VIVA – Setelah turnamen Leg Asia sepanjang Januari 2021 digelar di Bangkok, Thailand, pada Maret nanti para pebulutangkis dunia bakal berjibaku di tur Eropa.

Salah satu yang akan diselenggarakan adalah BWF World Tour Super 1000 All England Open 2021 (17-21 Maret). Ini akan menjadi pembuktian sederet pebulutangkis dunia di Birmingham Arena.

Kepala pelatih ganda putra Indonesia, Herry Iman Pierngadi buka suara soal persiapan anak asuhnya. Fokus latihan anak asuhnya saat ini adalah meningkatkan daya tahan otot, baik tangan maupun kaki.
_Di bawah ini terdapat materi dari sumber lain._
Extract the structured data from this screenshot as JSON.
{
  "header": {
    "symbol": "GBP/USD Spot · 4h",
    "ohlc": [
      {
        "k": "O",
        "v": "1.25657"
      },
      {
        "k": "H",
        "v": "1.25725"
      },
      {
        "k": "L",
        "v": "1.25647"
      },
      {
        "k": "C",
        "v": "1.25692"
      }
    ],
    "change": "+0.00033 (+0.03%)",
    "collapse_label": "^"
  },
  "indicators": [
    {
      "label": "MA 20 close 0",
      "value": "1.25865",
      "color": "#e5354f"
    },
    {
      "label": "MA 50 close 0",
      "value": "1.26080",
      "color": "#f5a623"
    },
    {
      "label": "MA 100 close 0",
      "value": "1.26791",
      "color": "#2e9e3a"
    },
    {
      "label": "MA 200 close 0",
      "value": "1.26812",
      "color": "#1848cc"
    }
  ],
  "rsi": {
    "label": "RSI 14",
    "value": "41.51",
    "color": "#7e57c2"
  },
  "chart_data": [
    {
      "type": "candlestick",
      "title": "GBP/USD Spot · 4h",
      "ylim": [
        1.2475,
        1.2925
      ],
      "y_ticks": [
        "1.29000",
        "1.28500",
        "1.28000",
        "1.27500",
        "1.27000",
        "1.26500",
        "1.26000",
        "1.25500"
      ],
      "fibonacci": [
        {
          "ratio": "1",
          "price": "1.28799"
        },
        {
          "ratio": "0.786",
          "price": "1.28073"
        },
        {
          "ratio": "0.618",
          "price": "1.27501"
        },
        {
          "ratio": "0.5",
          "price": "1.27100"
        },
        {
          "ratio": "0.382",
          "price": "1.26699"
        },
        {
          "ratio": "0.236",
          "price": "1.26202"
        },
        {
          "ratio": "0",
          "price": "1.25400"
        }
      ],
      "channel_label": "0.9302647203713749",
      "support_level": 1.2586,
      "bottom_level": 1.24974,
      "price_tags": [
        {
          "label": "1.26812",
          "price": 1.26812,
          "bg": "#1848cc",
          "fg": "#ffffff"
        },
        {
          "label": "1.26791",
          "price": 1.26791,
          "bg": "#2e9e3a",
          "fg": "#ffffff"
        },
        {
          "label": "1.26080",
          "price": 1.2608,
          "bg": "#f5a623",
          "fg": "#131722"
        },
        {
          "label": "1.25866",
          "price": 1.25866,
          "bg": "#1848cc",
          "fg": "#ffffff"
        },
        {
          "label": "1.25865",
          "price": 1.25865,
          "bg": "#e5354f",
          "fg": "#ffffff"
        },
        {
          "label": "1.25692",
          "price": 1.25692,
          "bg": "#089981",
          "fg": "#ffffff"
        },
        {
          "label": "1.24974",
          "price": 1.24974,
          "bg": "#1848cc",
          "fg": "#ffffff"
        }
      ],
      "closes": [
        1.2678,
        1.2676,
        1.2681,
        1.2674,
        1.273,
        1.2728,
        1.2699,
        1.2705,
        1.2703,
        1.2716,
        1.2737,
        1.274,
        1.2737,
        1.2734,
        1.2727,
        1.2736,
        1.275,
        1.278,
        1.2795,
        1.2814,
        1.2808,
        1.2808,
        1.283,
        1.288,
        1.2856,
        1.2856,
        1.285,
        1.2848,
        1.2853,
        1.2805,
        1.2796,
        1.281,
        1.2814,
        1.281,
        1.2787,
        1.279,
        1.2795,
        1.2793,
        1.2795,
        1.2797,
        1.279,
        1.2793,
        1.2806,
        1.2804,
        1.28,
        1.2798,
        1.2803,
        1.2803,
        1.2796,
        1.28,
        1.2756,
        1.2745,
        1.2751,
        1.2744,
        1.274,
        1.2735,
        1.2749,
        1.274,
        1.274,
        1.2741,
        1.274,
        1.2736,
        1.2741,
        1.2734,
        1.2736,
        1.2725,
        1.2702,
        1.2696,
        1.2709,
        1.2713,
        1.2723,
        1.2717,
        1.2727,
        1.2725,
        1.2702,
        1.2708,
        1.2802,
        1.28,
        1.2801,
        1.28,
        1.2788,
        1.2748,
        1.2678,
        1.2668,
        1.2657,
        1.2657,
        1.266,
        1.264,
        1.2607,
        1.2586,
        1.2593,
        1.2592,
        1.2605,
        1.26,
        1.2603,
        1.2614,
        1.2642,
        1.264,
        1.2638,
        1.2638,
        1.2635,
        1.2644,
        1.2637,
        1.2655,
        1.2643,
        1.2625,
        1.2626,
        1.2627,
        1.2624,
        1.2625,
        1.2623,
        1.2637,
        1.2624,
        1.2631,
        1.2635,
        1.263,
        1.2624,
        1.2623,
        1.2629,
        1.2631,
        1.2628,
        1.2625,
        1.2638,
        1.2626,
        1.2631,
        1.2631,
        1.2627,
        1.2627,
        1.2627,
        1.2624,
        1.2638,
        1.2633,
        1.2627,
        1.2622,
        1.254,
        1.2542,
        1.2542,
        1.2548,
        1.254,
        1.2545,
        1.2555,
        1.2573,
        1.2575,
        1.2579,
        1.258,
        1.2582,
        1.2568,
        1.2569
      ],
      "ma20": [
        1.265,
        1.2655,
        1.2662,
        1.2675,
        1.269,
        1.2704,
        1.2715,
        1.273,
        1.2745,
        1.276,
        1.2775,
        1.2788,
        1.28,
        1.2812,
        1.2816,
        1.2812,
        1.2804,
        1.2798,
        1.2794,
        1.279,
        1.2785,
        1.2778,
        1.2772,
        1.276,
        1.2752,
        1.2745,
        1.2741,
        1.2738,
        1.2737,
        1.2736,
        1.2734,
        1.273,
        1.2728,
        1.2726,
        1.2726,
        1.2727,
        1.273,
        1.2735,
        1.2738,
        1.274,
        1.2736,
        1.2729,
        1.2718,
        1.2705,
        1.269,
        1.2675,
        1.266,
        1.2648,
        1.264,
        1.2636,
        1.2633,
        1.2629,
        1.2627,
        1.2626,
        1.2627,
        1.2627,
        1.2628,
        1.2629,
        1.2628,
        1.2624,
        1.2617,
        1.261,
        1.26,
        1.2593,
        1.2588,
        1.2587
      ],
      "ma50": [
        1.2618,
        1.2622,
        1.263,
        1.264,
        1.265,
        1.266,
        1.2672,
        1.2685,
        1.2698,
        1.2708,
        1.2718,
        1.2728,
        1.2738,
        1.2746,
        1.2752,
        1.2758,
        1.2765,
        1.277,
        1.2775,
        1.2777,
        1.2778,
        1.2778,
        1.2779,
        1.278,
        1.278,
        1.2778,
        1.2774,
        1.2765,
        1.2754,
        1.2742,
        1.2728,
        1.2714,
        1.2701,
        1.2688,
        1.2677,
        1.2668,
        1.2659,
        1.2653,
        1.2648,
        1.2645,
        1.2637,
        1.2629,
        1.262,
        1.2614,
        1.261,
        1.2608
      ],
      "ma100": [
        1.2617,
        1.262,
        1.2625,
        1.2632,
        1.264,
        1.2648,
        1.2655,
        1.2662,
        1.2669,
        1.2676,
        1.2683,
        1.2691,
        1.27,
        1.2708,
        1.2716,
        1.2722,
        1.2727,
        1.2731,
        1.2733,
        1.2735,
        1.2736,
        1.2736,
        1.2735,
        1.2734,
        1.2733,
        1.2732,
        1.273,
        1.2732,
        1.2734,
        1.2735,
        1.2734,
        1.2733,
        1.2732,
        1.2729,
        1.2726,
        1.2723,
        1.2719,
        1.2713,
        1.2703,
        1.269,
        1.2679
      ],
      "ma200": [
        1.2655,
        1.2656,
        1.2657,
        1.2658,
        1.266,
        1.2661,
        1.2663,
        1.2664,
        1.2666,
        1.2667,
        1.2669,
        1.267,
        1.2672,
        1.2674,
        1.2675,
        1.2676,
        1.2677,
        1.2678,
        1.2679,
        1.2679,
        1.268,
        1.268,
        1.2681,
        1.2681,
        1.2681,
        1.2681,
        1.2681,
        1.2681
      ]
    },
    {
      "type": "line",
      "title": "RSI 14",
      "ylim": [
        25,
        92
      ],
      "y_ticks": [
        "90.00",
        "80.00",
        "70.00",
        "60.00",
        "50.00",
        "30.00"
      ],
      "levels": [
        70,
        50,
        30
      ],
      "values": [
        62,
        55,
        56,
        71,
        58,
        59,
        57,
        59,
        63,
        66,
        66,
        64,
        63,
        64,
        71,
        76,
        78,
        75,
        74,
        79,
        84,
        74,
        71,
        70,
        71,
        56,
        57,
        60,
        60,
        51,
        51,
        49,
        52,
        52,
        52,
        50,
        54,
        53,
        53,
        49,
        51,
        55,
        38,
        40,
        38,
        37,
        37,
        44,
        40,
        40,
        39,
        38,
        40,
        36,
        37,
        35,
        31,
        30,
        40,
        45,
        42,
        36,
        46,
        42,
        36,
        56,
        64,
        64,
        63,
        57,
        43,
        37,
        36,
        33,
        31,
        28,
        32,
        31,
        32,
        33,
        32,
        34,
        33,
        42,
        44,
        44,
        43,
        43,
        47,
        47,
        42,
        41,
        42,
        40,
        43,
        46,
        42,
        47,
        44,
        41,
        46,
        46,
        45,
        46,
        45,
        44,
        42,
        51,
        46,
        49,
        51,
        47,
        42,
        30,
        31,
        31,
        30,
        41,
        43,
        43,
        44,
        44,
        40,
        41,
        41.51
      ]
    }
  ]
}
“Yang ke Eropa itu kan ada dua turnamen, Swiss, dan All England. Belajar dari Asia Leg kemarin memang kita kekurangan daya tahan ototnya. Jadi program di minggu pertama ini lebih ditekankan kepada peningkatan daya tahan otot, baik tangan maupun kaki,” ujar Herry dilansir VIVA Bulutangkis dari situs resmi PBSI, Sabtu 13 Februari 2021.

Pelatih dengan julukan Coach Naga Api itu menuturkan, untuk Ahsan/Hendra agak berbeda persiapannya. Pemain senior itu hanya perlu menjaga kondisi agar tidak cedera.

“Secara persiapan, untuk Ahsan/Hendra dan Kevin/Marcus juga Fajar/Rian menurut saya agak berbeda. Kalau Ahsan/Hendra saya hanya menjaga kondisinya agar tidak ada cedera, peningkatkan mungkin bisa tapi tidak signifikan," ucapnya.

"Untuk Kevin/Marcus dan Fajar/Rian selain daya tahan, kondisi fisik juga harus ditingkatkan. Marcus/Kevin kan sudah satu tahun tidak bertanding. Jadi perlu untuk kembali merasakan aura pertandingan. Begitu juga Fajar/Rian yang touch-nya sempat hilang, harus segera menemukan kembali. Makanya saya turunkan mereka di Jerman,” kata pelatih kelahiran Pangkalpinang ini.